Victor sospirò, riprendendo con lentezza a spazzare il pavimento.
-Victor ha detto che le ha spiegato il cartello fuori dalla porta. É stata una mia idea.- disse rivolgendosi di nuovo ad Adam, indicandosi con il pollice, fiero di quella strana iniziativa.
-Tutti a dirmi, "Dai Riokey, sei sicuro di una cosa del genere? É veramente ridicolo!" Ma io non voglio di certo vivere in un mondo dove una cosa tanto divertente come ruttare sia definito da maleducati. Non ho forse ragione?
Per la terza volta, Adam rimase interdetto.
"Davvero ho sentito quello che ho sentito?!"
Con un occhio nervoso, quasi chiuso, indicò la porta.
-Io andrei.
-Ma dove pensa di andare!- gli rispose lo strano tizio prendendogli il braccio in una forte presa a tenaglia.
-Devo assolutamente offrirle qualcosa per scusarmi!
Adam però era irremovibile; contrastando quel piccoletto, cercava in tutti i modi di aprire la porta per fuggire il più lontano possibile.
-Ma ti pare... Figurati!

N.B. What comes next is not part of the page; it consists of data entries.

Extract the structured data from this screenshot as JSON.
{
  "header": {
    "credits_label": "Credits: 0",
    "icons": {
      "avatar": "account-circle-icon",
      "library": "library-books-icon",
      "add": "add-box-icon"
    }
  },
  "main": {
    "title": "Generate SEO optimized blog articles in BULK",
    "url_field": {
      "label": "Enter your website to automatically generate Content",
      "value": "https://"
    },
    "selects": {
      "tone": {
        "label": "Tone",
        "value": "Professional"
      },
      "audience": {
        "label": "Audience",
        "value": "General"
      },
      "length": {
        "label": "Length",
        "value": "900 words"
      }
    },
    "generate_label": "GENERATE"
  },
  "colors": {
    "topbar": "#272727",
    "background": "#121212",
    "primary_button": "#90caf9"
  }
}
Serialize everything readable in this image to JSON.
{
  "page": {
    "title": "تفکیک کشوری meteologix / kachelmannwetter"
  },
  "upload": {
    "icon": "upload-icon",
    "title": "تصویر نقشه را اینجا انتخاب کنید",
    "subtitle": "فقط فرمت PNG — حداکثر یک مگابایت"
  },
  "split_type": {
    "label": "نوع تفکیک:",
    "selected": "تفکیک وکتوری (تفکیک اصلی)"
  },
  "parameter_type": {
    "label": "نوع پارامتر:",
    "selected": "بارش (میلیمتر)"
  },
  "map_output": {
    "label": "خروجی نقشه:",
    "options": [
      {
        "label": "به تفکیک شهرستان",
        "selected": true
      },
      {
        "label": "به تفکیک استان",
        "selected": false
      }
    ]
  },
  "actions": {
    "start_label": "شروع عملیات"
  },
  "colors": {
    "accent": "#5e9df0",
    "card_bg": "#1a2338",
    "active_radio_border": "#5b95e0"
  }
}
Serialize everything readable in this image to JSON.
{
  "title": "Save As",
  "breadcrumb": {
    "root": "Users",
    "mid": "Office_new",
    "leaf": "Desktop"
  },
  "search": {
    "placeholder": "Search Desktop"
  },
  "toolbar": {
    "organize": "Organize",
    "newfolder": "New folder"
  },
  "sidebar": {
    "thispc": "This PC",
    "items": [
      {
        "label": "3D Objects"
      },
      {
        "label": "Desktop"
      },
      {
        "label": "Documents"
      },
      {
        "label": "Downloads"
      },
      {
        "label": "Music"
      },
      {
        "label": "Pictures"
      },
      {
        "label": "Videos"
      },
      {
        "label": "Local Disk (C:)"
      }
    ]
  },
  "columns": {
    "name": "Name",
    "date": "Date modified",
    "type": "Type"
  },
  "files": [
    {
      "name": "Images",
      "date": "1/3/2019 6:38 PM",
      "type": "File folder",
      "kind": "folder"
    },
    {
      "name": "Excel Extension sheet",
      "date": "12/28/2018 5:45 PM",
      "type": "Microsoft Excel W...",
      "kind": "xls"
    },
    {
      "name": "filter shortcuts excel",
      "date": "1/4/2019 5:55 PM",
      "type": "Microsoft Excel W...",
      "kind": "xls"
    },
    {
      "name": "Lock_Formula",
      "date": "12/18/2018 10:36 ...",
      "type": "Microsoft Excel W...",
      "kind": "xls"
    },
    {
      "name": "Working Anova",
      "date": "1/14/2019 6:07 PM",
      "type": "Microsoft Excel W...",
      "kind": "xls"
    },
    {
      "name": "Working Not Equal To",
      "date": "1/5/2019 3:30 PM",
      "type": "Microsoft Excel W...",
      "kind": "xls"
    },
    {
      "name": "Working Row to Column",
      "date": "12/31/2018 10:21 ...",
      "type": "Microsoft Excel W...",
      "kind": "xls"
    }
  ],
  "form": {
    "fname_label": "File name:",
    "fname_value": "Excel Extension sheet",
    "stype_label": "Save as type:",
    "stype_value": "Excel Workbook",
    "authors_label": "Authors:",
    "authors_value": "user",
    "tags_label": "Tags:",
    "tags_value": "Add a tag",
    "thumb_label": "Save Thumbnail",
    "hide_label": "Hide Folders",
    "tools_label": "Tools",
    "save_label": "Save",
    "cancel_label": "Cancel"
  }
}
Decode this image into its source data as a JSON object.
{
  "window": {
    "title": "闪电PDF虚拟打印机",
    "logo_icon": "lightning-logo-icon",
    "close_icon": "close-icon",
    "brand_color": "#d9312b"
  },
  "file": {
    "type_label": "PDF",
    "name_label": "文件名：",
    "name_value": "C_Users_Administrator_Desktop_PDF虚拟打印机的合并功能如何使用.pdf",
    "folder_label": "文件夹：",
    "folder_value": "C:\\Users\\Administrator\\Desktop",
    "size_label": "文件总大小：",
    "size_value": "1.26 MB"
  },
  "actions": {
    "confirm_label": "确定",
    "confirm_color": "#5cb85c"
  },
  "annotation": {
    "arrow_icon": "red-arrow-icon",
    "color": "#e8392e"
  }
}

Non vorrei approfittare! Lascimi scappare in santa pace!
-Invece insisto!- incredibilmente, il piccoletto ero riuscito a staccarlo dalla porta e farlo posizionare seduto su un tavolo appoggiato al muro sotto la finestra.
-Davvero... Non é necessario. Voglio solo allontanarmi il più possibile da qui.
-Quando Riokey vuole qualcosa... É difficile fargli cambiare idea...
Con quell'ultima frase, detta dal dipendente che fino a quel momento non gli aveva degnato di uno sguardo, se non solo un rutto, Adam fissò con occhi che rispecchiavano molto disagio, con un pizzico di panico, il sorriso raggiante del proprietario del bar denominato Carnival.